Capital expansion is down 30% among owners studied by research firm Independent Project Analysis Inc., with Phyllis Kulkarni, its North American director, telling ENR’s Oct. 11 Global Summit in New York City that projects “are under immense pressure to cut costs.” She noted weak growth in the next few years in most markets, although chemicals and consumer product sectors are “bright spots, particularly in the U.S.” Kulkarni said owners with cash-flow constraints are “putting the brakes” on project costs, with research indicating they are “more optimistic” than contractors about the benefits of solutions such as standardization (see charts). She also noted a “pretty significant slip” in the duration and quality of project engineering, with potential impact on field productivity. Only 60% of owners define an executive as the project “sponsor,” said Kulkarni, who encouraged managers to cut the number of project “interfaces” and to better manage them.   

CBQ Buzz Chart

CBQ Buzz Chart


From the Street

Public-sector infrastructure and power work “offers better relative prospects” for engineering and construction firms going forward “where low- to mid-single-digit growth appears likely,” says Andrew J. Wittmann, sector research director at investment firm Robert W. Baird, in an Oct. 20 investor report based on recent meetings with privately-held E&C firms.

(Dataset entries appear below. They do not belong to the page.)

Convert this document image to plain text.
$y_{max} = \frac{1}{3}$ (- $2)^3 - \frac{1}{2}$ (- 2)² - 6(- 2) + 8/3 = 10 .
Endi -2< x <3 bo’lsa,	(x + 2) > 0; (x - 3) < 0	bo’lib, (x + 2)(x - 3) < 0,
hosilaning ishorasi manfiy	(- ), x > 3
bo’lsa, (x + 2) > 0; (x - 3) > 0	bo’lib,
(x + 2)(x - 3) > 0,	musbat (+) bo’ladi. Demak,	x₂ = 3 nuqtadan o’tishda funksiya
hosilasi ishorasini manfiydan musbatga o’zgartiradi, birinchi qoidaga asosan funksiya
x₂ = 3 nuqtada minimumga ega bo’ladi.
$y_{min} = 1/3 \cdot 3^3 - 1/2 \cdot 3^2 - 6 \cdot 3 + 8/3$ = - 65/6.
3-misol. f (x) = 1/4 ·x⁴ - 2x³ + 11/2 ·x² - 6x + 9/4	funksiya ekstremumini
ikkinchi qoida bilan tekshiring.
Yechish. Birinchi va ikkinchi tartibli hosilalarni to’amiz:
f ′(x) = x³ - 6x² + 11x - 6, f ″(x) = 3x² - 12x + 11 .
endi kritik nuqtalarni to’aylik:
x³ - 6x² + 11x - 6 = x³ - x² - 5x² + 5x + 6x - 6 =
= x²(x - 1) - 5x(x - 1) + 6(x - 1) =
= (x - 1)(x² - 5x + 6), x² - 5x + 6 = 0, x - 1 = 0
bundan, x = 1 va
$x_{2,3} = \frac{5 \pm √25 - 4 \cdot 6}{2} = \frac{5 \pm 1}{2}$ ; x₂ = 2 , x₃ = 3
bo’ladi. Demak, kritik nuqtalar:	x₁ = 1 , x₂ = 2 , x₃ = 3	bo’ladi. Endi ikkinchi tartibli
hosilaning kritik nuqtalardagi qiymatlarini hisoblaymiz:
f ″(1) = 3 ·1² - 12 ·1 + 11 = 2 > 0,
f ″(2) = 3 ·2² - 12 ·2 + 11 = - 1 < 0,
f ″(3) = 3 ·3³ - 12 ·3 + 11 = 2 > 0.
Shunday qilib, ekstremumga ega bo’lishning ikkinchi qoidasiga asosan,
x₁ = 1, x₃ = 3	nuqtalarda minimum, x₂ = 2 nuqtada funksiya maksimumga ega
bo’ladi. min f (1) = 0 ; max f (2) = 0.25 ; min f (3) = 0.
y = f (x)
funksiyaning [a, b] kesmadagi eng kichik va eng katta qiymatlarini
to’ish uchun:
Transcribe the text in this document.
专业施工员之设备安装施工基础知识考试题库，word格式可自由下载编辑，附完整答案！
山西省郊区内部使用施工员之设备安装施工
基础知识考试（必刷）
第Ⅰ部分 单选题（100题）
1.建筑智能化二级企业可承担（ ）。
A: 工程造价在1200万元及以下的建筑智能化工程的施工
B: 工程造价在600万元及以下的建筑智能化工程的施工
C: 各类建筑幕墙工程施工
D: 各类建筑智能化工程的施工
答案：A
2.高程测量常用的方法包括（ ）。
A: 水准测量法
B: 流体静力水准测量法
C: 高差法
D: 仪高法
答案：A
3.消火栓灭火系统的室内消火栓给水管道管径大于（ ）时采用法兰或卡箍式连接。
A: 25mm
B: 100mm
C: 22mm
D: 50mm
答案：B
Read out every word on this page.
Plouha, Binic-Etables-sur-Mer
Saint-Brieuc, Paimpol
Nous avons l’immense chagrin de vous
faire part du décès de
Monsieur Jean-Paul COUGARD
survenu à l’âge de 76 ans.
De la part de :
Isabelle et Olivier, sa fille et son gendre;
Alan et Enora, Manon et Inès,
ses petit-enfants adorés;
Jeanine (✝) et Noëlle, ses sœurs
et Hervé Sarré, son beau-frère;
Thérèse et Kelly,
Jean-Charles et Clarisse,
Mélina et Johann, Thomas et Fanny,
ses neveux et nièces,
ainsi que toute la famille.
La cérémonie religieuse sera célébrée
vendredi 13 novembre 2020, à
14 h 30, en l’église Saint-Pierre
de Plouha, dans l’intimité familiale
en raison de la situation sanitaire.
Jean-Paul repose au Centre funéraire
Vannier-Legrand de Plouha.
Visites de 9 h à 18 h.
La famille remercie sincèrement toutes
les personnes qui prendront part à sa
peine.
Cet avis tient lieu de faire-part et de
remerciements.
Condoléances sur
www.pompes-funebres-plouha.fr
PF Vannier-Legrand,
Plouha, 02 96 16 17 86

Wittmann says despite “prior optimism for a surge” this year in  U.S. transportation work after passage of the 2015 highway bill, he sees better results for sector firms in 2017, “with exposure to these positive markets offsetting commodity-induced weakness.”

Wittmann expects continued merger-and-acquisition activity, including from new international buyers, but “finding suitable targets is a limiting factor,“ he says. The analyst says restructuring efforts have in some cases distracted management from focus on customer service and is generating “larger-than-normal turnover and poaching of top-producing talent.”
 


Movers and Shakers

Thella Bowens, president and CEO of the San Diego Regional Airport Authority, is named the Construction Management Association of America 2016 Person of the Year “for innovatively managing” the agency’s $3-billion capital program, it said. CMAA cited her for boosting LEED sustainability standards on airport projects and more use of alternative delivery methods.